Simple linear regression is a statistical method that models the relationship between two variables by fitting a linear equation to observed data.

\[ Y = \beta_0 + \beta_1 X + \epsilon \]

When to Use Linear Regression

  • Predicting a continuous outcome variable (Y)
  • Based on a single predictor variable (X)
  • Understanding strength and direction of relationship

Real-World Example: Car Speed vs. Stopping Distance

We’ll use the built-in cars dataset in R.

library(ggplot2)
library(plotly)
data(cars)
head(cars)
##   speed dist
## 1     4    2
## 2     4   10
## 3     7    4
## 4     7   22
## 5     8   16
## 6     9   10

ggplot2: Scatterplot with Regression Line

ggplot(cars, aes(x = speed, y = dist)) +
  geom_point(color = "darkblue") +
  geom_smooth(method = "lm", se = FALSE, color = "red") +
  labs(title = "Speed vs.

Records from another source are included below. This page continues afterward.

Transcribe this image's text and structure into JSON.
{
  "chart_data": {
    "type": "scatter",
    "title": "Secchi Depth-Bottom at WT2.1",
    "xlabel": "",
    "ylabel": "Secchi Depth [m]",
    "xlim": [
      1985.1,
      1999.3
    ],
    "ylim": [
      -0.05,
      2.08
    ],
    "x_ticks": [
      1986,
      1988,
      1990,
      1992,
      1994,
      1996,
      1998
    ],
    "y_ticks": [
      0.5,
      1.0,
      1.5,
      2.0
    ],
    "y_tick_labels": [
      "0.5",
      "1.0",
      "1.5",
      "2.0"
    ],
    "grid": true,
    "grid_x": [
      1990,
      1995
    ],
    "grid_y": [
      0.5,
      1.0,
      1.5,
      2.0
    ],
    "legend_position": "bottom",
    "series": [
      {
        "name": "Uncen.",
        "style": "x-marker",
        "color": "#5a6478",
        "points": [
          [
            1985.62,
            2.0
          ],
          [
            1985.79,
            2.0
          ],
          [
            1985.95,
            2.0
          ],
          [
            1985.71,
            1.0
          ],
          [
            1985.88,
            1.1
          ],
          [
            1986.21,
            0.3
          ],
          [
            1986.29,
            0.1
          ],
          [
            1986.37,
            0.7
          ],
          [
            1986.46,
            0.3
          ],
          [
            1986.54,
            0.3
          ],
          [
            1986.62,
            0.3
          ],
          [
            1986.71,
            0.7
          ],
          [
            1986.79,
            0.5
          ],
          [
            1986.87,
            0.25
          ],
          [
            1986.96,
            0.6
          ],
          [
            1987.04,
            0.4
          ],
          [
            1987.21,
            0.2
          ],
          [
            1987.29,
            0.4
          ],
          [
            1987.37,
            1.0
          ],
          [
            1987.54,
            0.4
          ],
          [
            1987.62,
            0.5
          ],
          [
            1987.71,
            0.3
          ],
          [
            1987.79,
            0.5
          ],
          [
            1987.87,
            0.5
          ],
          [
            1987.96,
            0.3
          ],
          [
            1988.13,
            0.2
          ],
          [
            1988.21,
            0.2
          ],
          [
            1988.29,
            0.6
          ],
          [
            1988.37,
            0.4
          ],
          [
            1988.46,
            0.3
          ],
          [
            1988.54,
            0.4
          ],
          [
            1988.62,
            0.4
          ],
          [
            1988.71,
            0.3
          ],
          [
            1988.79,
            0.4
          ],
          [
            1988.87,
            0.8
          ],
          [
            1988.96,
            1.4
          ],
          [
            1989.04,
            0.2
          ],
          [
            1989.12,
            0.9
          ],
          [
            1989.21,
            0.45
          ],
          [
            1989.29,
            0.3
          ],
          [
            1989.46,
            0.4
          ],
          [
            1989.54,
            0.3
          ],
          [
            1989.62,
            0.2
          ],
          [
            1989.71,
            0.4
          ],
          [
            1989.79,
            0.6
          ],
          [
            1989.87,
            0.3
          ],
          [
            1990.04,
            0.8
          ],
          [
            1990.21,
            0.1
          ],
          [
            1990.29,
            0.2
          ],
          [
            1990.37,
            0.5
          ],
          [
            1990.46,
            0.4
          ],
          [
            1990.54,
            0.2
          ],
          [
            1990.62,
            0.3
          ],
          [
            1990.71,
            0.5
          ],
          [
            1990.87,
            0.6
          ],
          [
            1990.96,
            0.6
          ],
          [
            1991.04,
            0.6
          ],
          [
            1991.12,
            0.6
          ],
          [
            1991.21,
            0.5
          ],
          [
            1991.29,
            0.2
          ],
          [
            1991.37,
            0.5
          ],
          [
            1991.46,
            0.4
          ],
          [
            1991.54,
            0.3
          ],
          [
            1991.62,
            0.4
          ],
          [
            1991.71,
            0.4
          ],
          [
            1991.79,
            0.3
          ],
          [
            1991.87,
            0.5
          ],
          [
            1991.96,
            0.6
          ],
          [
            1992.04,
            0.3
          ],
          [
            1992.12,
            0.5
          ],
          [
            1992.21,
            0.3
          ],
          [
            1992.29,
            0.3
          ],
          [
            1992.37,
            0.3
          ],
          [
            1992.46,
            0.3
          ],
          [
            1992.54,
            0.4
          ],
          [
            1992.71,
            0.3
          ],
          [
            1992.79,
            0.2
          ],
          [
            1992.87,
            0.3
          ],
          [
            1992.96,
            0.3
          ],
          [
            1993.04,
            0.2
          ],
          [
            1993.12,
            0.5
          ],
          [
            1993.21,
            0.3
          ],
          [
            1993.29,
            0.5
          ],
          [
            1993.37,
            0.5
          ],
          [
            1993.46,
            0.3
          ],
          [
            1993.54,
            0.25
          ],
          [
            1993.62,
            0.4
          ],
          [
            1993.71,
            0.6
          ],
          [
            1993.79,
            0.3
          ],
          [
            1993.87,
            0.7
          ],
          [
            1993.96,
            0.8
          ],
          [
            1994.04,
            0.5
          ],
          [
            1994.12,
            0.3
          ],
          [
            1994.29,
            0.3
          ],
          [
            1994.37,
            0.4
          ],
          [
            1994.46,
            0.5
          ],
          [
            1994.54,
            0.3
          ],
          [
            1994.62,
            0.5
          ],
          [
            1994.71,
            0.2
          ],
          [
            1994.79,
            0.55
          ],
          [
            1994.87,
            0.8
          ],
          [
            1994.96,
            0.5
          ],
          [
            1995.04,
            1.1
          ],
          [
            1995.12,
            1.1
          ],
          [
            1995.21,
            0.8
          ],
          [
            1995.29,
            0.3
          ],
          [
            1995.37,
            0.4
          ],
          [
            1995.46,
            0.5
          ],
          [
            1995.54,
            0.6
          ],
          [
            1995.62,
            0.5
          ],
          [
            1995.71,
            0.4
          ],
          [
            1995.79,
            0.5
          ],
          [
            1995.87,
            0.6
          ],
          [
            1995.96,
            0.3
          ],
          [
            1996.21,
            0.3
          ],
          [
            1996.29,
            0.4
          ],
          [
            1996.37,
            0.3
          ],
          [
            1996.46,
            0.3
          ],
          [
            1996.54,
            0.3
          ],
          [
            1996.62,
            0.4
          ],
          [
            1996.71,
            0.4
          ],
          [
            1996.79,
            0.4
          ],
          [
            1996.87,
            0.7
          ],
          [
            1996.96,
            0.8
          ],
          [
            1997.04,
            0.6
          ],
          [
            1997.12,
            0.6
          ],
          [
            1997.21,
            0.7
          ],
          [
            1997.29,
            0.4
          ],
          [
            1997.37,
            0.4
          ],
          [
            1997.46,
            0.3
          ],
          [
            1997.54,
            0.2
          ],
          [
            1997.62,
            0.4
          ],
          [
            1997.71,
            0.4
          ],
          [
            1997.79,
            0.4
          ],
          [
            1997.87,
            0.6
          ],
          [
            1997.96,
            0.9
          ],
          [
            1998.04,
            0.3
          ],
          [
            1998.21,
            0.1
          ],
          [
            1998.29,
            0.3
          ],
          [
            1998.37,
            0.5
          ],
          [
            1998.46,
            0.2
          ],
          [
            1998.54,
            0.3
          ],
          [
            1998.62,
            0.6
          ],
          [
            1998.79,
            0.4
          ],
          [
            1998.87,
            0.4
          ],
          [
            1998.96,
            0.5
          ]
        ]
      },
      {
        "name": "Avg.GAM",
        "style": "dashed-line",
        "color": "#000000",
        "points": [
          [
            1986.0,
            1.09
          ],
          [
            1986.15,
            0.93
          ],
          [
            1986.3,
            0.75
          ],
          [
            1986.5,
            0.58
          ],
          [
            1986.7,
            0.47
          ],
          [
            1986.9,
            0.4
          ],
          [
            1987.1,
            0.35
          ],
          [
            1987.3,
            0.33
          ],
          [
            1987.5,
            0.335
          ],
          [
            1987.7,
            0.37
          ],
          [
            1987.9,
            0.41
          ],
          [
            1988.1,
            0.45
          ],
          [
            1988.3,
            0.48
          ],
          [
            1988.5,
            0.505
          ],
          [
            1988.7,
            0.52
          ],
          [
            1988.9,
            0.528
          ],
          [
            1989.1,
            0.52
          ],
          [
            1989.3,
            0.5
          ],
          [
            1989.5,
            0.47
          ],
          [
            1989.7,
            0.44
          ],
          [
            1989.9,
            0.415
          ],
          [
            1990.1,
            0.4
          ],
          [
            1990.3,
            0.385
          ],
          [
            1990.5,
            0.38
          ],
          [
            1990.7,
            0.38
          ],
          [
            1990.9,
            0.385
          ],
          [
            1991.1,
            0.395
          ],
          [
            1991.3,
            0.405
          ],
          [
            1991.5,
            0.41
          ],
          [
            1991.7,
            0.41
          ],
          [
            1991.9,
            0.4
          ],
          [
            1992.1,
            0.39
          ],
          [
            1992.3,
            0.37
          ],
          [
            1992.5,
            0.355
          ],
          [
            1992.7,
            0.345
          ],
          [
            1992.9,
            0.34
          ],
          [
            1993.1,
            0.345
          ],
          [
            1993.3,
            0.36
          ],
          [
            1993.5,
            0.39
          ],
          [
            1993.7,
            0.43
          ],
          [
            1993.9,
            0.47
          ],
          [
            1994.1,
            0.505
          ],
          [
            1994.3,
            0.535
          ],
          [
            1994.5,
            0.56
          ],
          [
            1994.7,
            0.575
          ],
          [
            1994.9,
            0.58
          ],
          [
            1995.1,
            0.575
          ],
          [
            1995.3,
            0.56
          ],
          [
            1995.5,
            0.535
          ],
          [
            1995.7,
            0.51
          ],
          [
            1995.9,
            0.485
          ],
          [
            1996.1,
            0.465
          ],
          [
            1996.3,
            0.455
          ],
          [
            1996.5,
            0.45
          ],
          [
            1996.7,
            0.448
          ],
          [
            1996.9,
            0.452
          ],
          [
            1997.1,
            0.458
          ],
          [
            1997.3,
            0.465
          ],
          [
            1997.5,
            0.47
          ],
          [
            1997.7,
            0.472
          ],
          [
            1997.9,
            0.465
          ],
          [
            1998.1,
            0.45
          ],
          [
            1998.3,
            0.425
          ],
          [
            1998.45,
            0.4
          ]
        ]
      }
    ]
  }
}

Stopping Distance",
       x = "Speed (mph)", y = "Stopping Distance (ft)")
## `geom_smooth()` using formula = 'y ~ x'

ggplot2: Residual Plot

model <- lm(dist ~ speed, data = cars)
cars$residuals <- resid(model)

ggplot(cars, aes(x = speed, y = residuals)) +
  geom_point(color = "purple") +
  geom_hline(yintercept = 0, linetype = "dashed") +
  labs(title = "Residuals of Linear Model",
       x = "Speed", y = "Residual")

Plotly 3D Plot (Extended Example)

set.seed(123)
x <- rnorm(100)
y <- rnorm(100)
z <- 2 + 3 * x + 4 * y + rnorm(100)

plot_ly(x = ~x, y = ~y, z = ~z, type = "scatter3d", mode = "markers",
        marker = list(size = 3, color = z, colorscale = "Viridis"))

Mathematical Derivation

The estimated coefficients are computed as: \[ \hat{\beta}_1 = \frac{\sum (x_i - \bar{x})(y_i - \bar{y})}{\sum (x_i - \bar{x})^2} \] \[ \hat{\beta}_0 = \bar{y} - \hat{\beta}_1 \bar{x} \]

Conclusion

  • Simple linear regression is useful for modeling linear relationships.
  • It provides interpretability and basic predictive ability.
  • Always inspect residuals and assumptions.

Thank you!